Atualmente, Ricardo Carvão assina monumentos espalhados pelos quatro cantos, entre praças, galerias e museus, e perdeu as contas de quantas peças já fez, entre obras maiores e de dimensões mais reduzidas. O ponto de partida é enaltecer a energia do material através da forma.
Ele elabora um trabalho de cunho construtivista, com valorização das formas geométricas, submetendo-as a recortes e dobraduras. O acervo surpreende tanto em quantidade como em diversidade. Ricardo Carvão se considera um artista que diversifica material e/ou estilo e/ou técnica.
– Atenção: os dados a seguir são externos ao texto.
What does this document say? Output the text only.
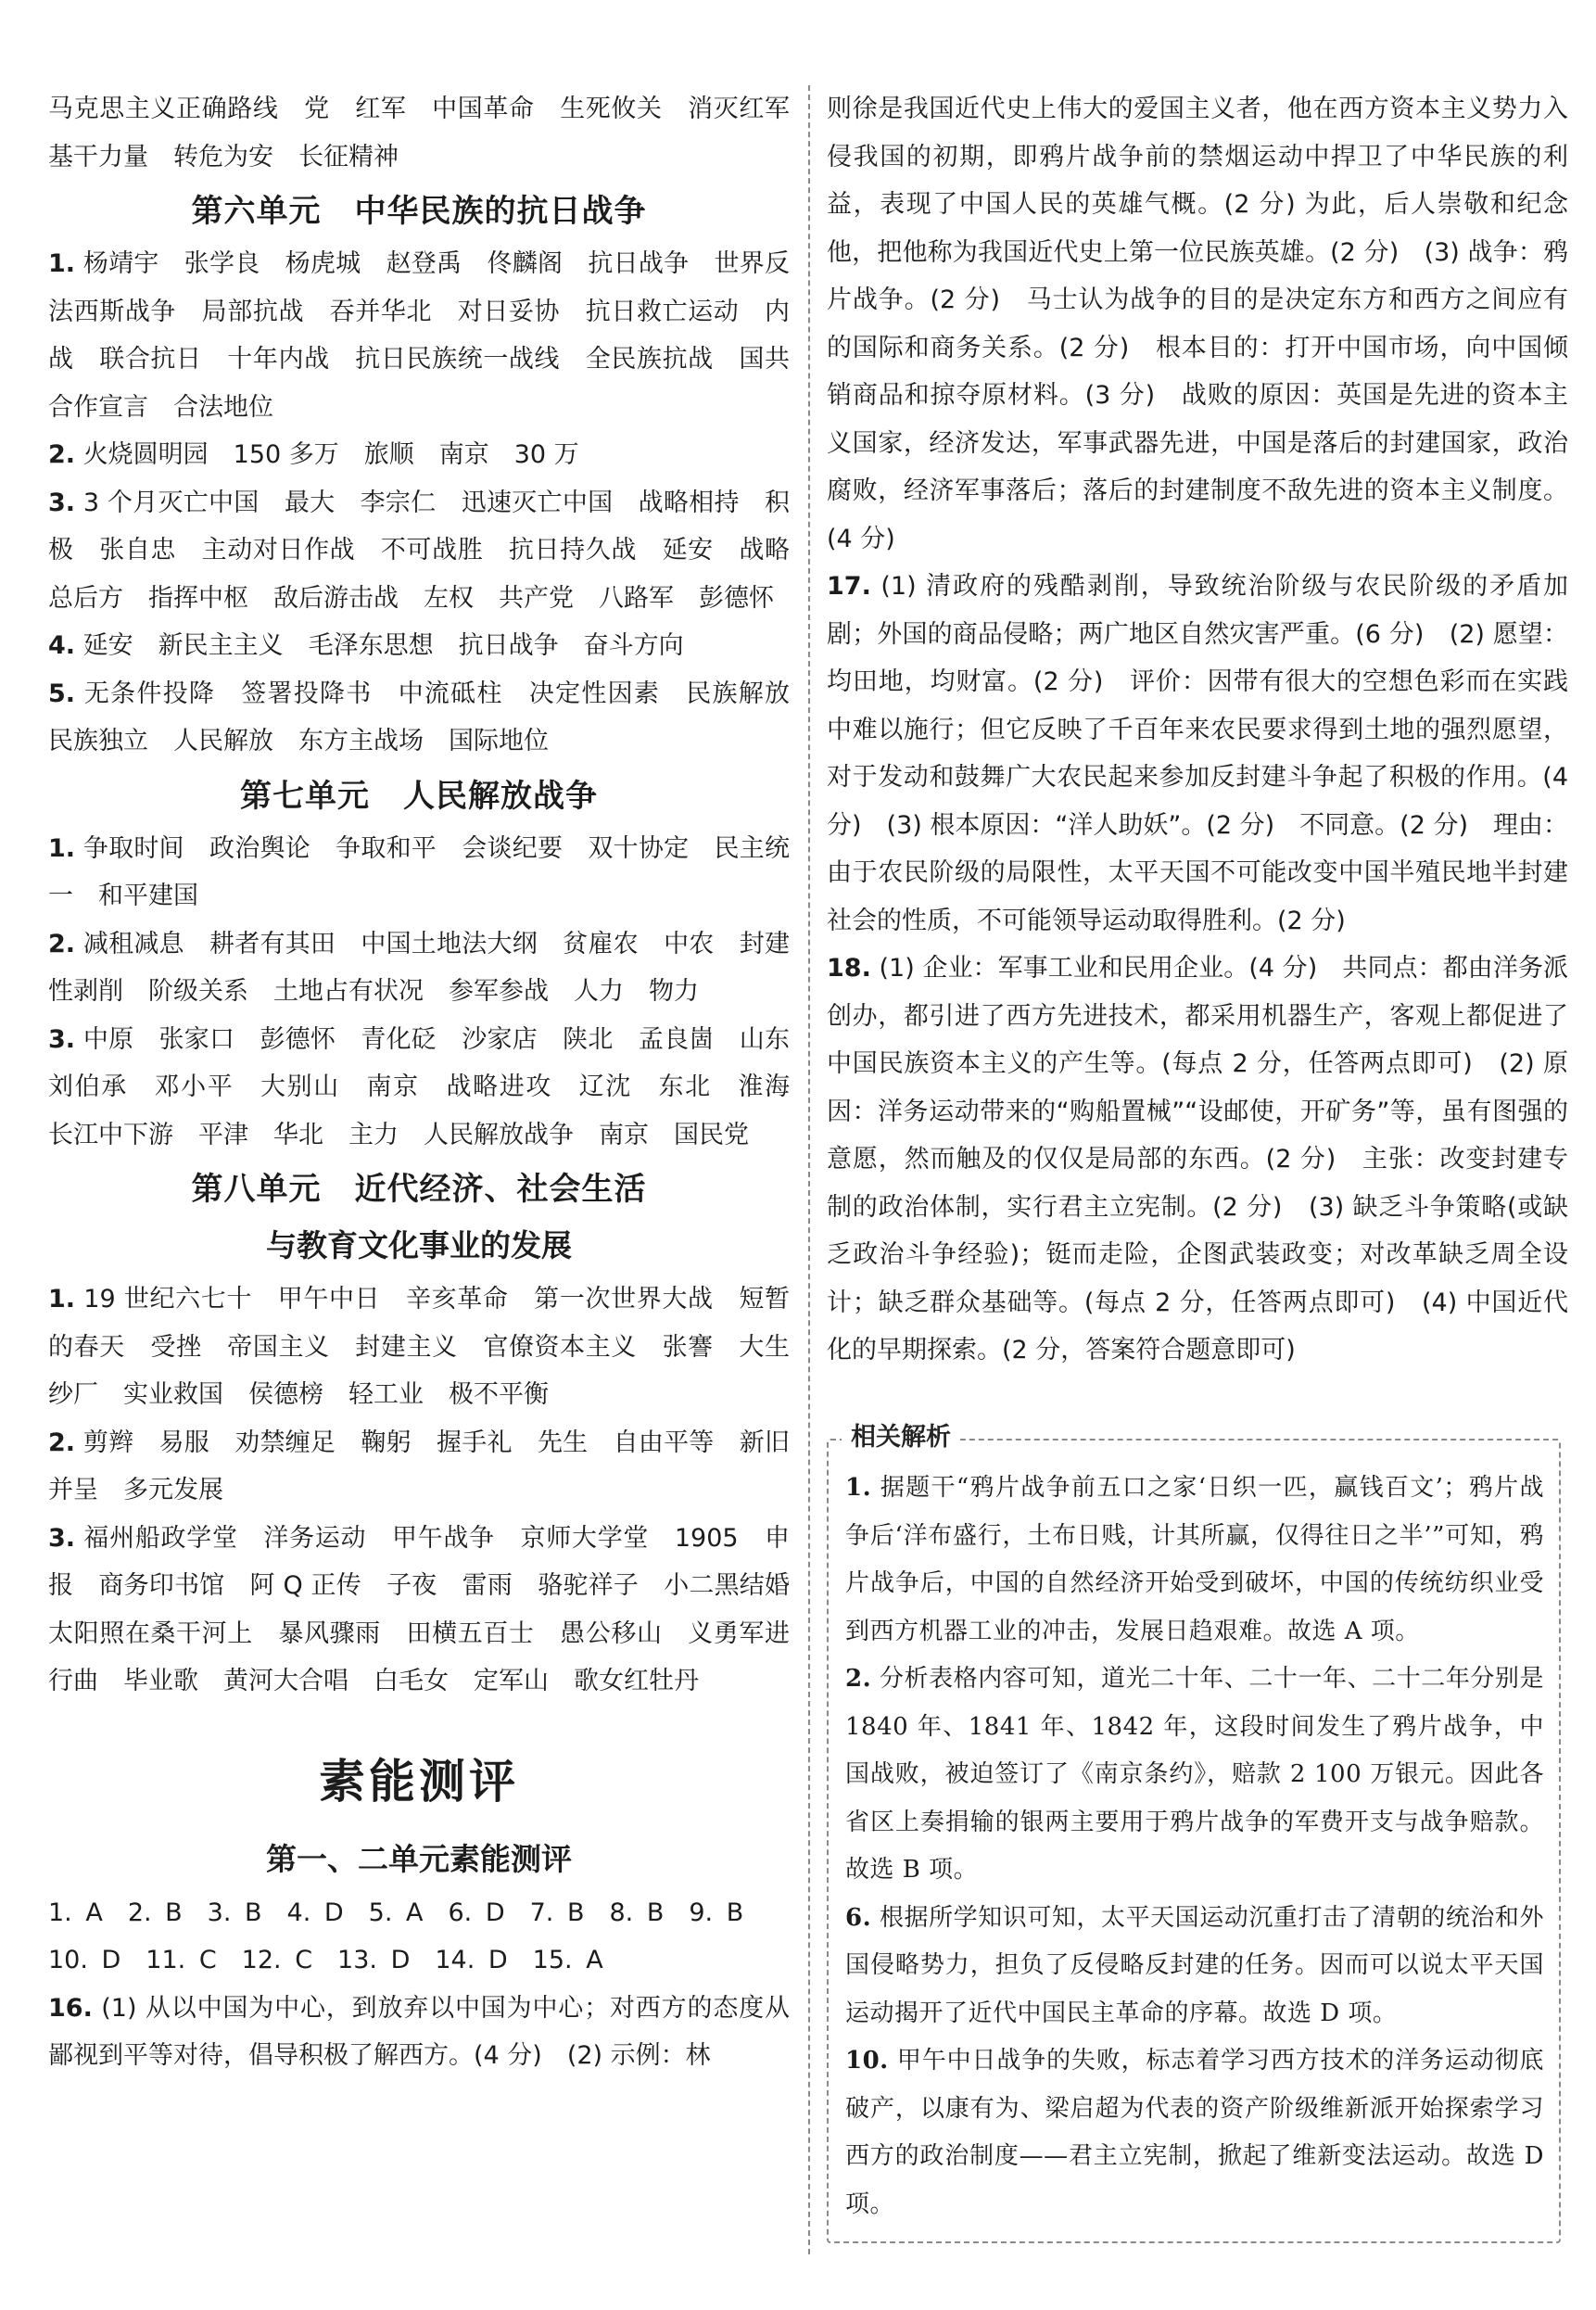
马克思主义正确路线　党　红军　中国革命　生死攸关　消灭红军　基干力量　转危为安　长征精神

第六单元 中华民族的抗日战争

1. 杨靖宇　张学良　杨虎城　赵登禹　佟麟阁　抗日战争　世界反法西斯战争　局部抗战　吞并华北　对日妥协　抗日救亡运动　内战　联合抗日　十年内战　抗日民族统一战线　全民族抗战　国共合作宣言　合法地位

2. 火烧圆明园　150 多万　旅顺　南京　30 万

3. 3 个月灭亡中国　最大　李宗仁　迅速灭亡中国　战略相持　积极　张自忠　主动对日作战　不可战胜　抗日持久战　延安　战略总后方　指挥中枢　敌后游击战　左权　共产党　八路军　彭德怀

4. 延安　新民主主义　毛泽东思想　抗日战争　奋斗方向

5. 无条件投降　签署投降书　中流砥柱　决定性因素　民族解放　民族独立　人民解放　东方主战场　国际地位

第七单元 人民解放战争

1. 争取时间　政治舆论　争取和平　会谈纪要　双十协定　民主统一　和平建国

2. 减租减息　耕者有其田　中国土地法大纲　贫雇农　中农　封建性剥削　阶级关系　土地占有状况　参军参战　人力　物力

3. 中原　张家口　彭德怀　青化砭　沙家店　陕北　孟良崮　山东　刘伯承　邓小平　大别山　南京　战略进攻　辽沈　东北　淮海　长江中下游　平津　华北　主力　人民解放战争　南京　国民党

第八单元 近代经济、社会生活
与教育文化事业的发展

1. 19 世纪六七十　甲午中日　辛亥革命　第一次世界大战　短暂的春天　受挫　帝国主义　封建主义　官僚资本主义　张謇　大生纱厂　实业救国　侯德榜　轻工业　极不平衡

2. 剪辫　易服　劝禁缠足　鞠躬　握手礼　先生　自由平等　新旧并呈　多元发展

3. 福州船政学堂　洋务运动　甲午战争　京师大学堂　1905　申报　商务印书馆　阿 Q 正传　子夜　雷雨　骆驼祥子　小二黑结婚　太阳照在桑干河上　暴风骤雨　田横五百士　愚公移山　义勇军进行曲　毕业歌　黄河大合唱　白毛女　定军山　歌女红牡丹

素能测评
第一、二单元素能测评

1. A　2. B　3. B　4. D　5. A　6. D　7. B　8. B　9. B

10. D　11. C　12. C　13. D　14. D　15. A

16. (1) 从以中国为中心，到放弃以中国为中心；对西方的态度从鄙视到平等对待，倡导积极了解西方。(4 分)　(2) 示例：林

则徐是我国近代史上伟大的爱国主义者，他在西方资本主义势力入侵我国的初期，即鸦片战争前的禁烟运动中捍卫了中华民族的利益，表现了中国人民的英雄气概。(2 分) 为此，后人崇敬和纪念他，把他称为我国近代史上第一位民族英雄。(2 分)　(3) 战争：鸦片战争。(2 分)　马士认为战争的目的是决定东方和西方之间应有的国际和商务关系。(2 分)　根本目的：打开中国市场，向中国倾销商品和掠夺原材料。(3 分)　战败的原因：英国是先进的资本主义国家，经济发达，军事武器先进，中国是落后的封建国家，政治腐败，经济军事落后；落后的封建制度不敌先进的资本主义制度。(4 分)

17. (1) 清政府的残酷剥削，导致统治阶级与农民阶级的矛盾加剧；外国的商品侵略；两广地区自然灾害严重。(6 分)　(2) 愿望：均田地，均财富。(2 分)　评价：因带有很大的空想色彩而在实践中难以施行；但它反映了千百年来农民要求得到土地的强烈愿望，对于发动和鼓舞广大农民起来参加反封建斗争起了积极的作用。(4 分)　(3) 根本原因：“洋人助妖”。(2 分)　不同意。(2 分)　理由：由于农民阶级的局限性，太平天国不可能改变中国半殖民地半封建社会的性质，不可能领导运动取得胜利。(2 分)

18. (1) 企业：军事工业和民用企业。(4 分)　共同点：都由洋务派创办，都引进了西方先进技术，都采用机器生产，客观上都促进了中国民族资本主义的产生等。(每点 2 分，任答两点即可)　(2) 原因：洋务运动带来的“购船置械”“设邮使，开矿务”等，虽有图强的意愿，然而触及的仅仅是局部的东西。(2 分)　主张：改变封建专制的政治体制，实行君主立宪制。(2 分)　(3) 缺乏斗争策略(或缺乏政治斗争经验)；铤而走险，企图武装政变；对改革缺乏周全设计；缺乏群众基础等。(每点 2 分，任答两点即可)　(4) 中国近代化的早期探索。(2 分，答案符合题意即可)

相关解析

1. 据题干“鸦片战争前五口之家‘日织一匹，赢钱百文’；鸦片战争后‘洋布盛行，土布日贱，计其所赢，仅得往日之半’”可知，鸦片战争后，中国的自然经济开始受到破坏，中国的传统纺织业受到西方机器工业的冲击，发展日趋艰难。故选 A 项。

2. 分析表格内容可知，道光二十年、二十一年、二十二年分别是 1840 年、1841 年、1842 年，这段时间发生了鸦片战争，中国战败，被迫签订了《南京条约》，赔款 2 100 万银元。因此各省区上奏捐输的银两主要用于鸦片战争的军费开支与战争赔款。故选 B 项。

6. 根据所学知识可知，太平天国运动沉重打击了清朝的统治和外国侵略势力，担负了反侵略反封建的任务。因而可以说太平天国运动揭开了近代中国民主革命的序幕。故选 D 项。

10. 甲午中日战争的失败，标志着学习西方技术的洋务运动彻底破产，以康有为、梁启超为代表的资产阶级维新派开始探索学习西方的政治制度——君主立宪制，掀起了维新变法运动。故选 D 项。
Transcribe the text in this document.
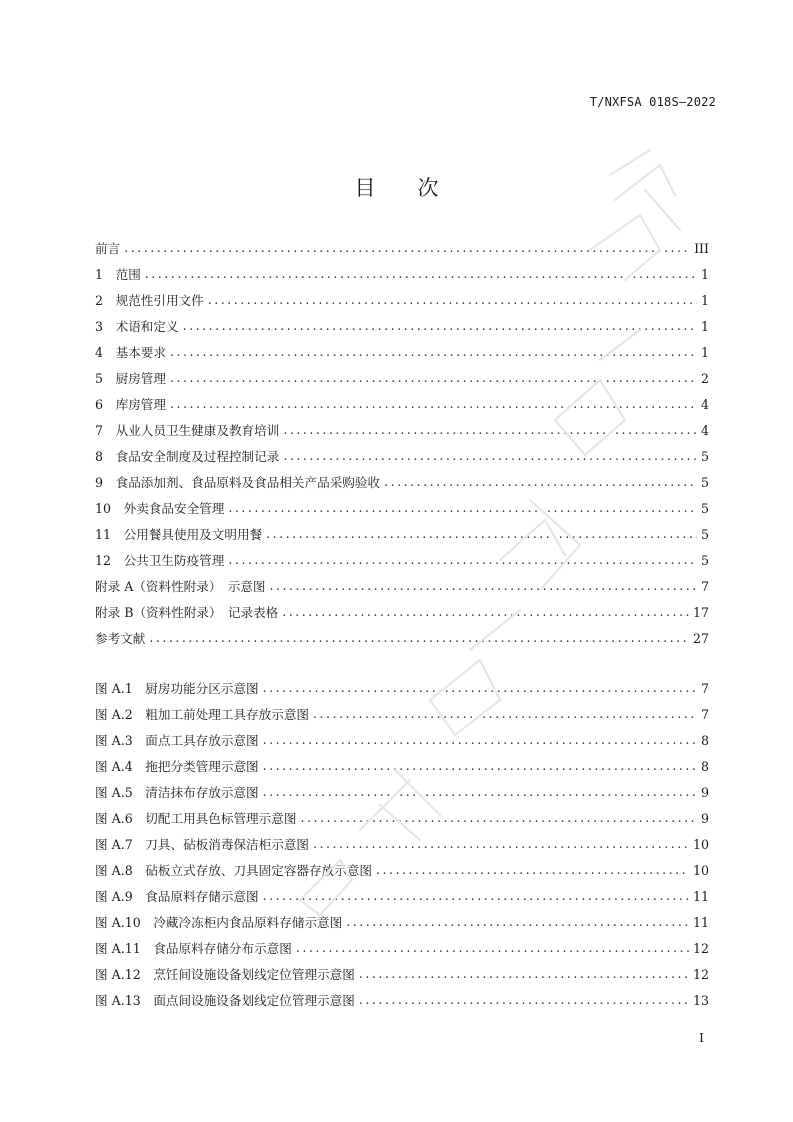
T/NXFSA 018S—2022
目 次
前言 .....	III
1　范围 .....	1
2　规范性引用文件 .....	1
3　术语和定义 .....	1
4　基本要求 .....	1
5　厨房管理 .....	2
6　库房管理 .....	4
7　从业人员卫生健康及教育培训 .....	4
8　食品安全制度及过程控制记录 .....	5
9　食品添加剂、食品原料及食品相关产品采购验收 .....	5
10　外卖食品安全管理 .....	5
11　公用餐具使用及文明用餐 .....	5
12　公共卫生防疫管理 .....	5
附录 A（资料性附录）　示意图 .....	7
附录 B（资料性附录）　记录表格 .....	17
参考文献 .....	27
图 A.1　厨房功能分区示意图 .....	7
图 A.2　粗加工前处理工具存放示意图 .....	7
图 A.3　面点工具存放示意图 .....	8
图 A.4　拖把分类管理示意图 .....	8
图 A.5　清洁抹布存放示意图 .....	9
图 A.6　切配工用具色标管理示意图 .....	9
图 A.7　刀具、砧板消毒保洁柜示意图 .....	10
图 A.8　砧板立式存放、刀具固定容器存放示意图 .....	10
图 A.9　食品原料存储示意图 .....	11
图 A.10　冷藏冷冻柜内食品原料存储示意图 .....	11
图 A.11　食品原料存储分布示意图 .....	12
图 A.12　烹饪间设施设备划线定位管理示意图 .....	12
图 A.13　面点间设施设备划线定位管理示意图 .....	13
I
"Ora utilizo máquinas sofisticadas, corte a laser, ora o trabalho é rudimentar, sem energia elétrica, com alicate, formão, tesoura... Muitas vezes, atuo com aço, alumínio, cobre, e em outros momentos passo para materiais reutilizáveis, como uma lata amassada, um recipiente plástico, um tubo de PVC, restos de metalurgia, etc.”, cita.
“Em relação a estilos, exploro o abstrato com formas geométricas simplesmente, minimalistas, com apenas duas dobras, até peças cheias de detalhes, figurativas, com muitas soldas, muitos cortes. Estudiosos que conheceram meu trabalho já disseram que parece 12 artistas em um só.”
Acervo
Estima-se que Ricardo Carvão seja um dos artistas brasileiros com o maior acervo conservado consigo mesmo. Boa parte das peças está reunida na residência do artista, em Belo Horizonte. Ali, o espaço, que carinhosamente chama Ninho, é uma atração em particular. O artista deposita, dia após dia, nas paredes, no teto, no chão, nos móveis, nos jardins um caleidoscópio de possibilidades, formas, pesquisas, muitas vezes feitas com objetos cotidianos, como um simples ralador ou uma escova de dentes. "Eu me considero um colecionador de esculturas – as minhas."
Ricardo Carvão demonstra gratidão pelo que conseguiu concretizar e a satisfação de ver suas obras espalhadas por vários locais da cidade e fora dela. "Tudo fruto de um grande sonho, muita dedicação e perseverança. Para mim, a arte significa vida. É amor."